The Security Implications
While the death of 29-year-old journalist Lyra McKee is tragic, it doesn't reflect an increase in the capabilities of dissident militants in Northern Ireland. Civil disorder in heavily Catholic neighborhoods such as Creggan is not uncommon, especially leading up to and during important holidays. With Easter and the anniversary of the 1916 Easter Rising drawing near, dissident republicans and those sympathetic to the republican cause are more likely to cause disturbances.
The incident illustrates how the persistent threat of political violence remains fairly well contained. Public disorder was restricted to the Creggan area, and other than McKee's death, damage was limited. Sectarian tensions in Northern Ireland continue to motivate low-level attacks and sporadic civil disorder. However, dissident republicans are extremely limited in terms of tradecraft, finance, logistics, and political support. Of the highly publicized incidents this year, the unrest in Creggan is the first to result in a fatality.
Sectarian tensions in Northern Ireland continue to motivate low-level attacks and sporadic civil disorder. However, political, financial, logistical support for dissident republicans is limited.
The Geopolitical Implications
The journalist's death comes at a time of debate over the future of Northern Ireland as the United Kingdom pursues its Brexit plan. A British departure from the European Union without an agreement on their future relationship could result in border controls between Northern Ireland, a constituent of the United Kingdom, and the Republic of Ireland, an EU member. In reaction to the death, the major Northern Irish political parties — from the nationalist and unionist sides alike — issued a joint statement of condemnation emphasizing the importance of continuing the peace process.

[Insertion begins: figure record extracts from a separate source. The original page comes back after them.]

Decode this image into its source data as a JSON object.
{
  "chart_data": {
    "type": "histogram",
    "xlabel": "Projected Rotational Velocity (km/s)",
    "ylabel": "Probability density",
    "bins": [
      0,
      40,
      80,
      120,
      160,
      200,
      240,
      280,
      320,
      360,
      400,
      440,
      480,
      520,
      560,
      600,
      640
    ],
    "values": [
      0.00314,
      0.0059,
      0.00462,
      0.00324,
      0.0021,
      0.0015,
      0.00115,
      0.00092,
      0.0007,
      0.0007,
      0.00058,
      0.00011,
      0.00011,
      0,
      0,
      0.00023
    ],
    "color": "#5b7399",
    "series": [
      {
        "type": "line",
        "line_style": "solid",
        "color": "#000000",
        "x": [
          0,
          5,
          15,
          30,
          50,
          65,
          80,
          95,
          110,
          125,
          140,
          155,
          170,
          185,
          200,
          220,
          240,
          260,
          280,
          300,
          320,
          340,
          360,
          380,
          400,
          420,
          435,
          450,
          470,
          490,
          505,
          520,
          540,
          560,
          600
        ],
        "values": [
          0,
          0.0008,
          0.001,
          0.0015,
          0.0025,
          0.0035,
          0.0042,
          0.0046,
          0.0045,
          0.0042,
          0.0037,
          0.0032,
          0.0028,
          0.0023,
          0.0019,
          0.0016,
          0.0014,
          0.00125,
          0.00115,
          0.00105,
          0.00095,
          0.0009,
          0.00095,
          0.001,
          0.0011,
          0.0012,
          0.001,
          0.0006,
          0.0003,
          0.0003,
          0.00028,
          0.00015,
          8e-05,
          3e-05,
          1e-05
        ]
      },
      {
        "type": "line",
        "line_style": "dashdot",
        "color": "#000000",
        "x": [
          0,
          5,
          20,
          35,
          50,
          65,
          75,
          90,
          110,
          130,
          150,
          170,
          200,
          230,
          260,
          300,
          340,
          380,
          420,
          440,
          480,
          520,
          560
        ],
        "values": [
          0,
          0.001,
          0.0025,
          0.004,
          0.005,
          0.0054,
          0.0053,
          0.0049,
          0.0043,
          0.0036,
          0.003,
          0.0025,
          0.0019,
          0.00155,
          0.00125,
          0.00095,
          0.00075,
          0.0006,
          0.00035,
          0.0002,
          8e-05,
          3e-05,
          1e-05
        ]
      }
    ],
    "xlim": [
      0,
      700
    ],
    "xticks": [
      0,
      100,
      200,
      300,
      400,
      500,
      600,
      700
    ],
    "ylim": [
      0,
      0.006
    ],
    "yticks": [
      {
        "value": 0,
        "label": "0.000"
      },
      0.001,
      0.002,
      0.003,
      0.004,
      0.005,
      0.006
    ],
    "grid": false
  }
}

The imposition of a hard border between Ireland and Northern Ireland would disrupt the Good Friday Agreement that has for the most part brought decades of sectarian violence in the region to an end. That's why the imposition of Brexit without a plan for managing that border could directly threaten the peace. If anything, the McKee's death confirms the position taken by the Irish government and the European Union that keeping the Irish border open is an essential part of the Brexit process.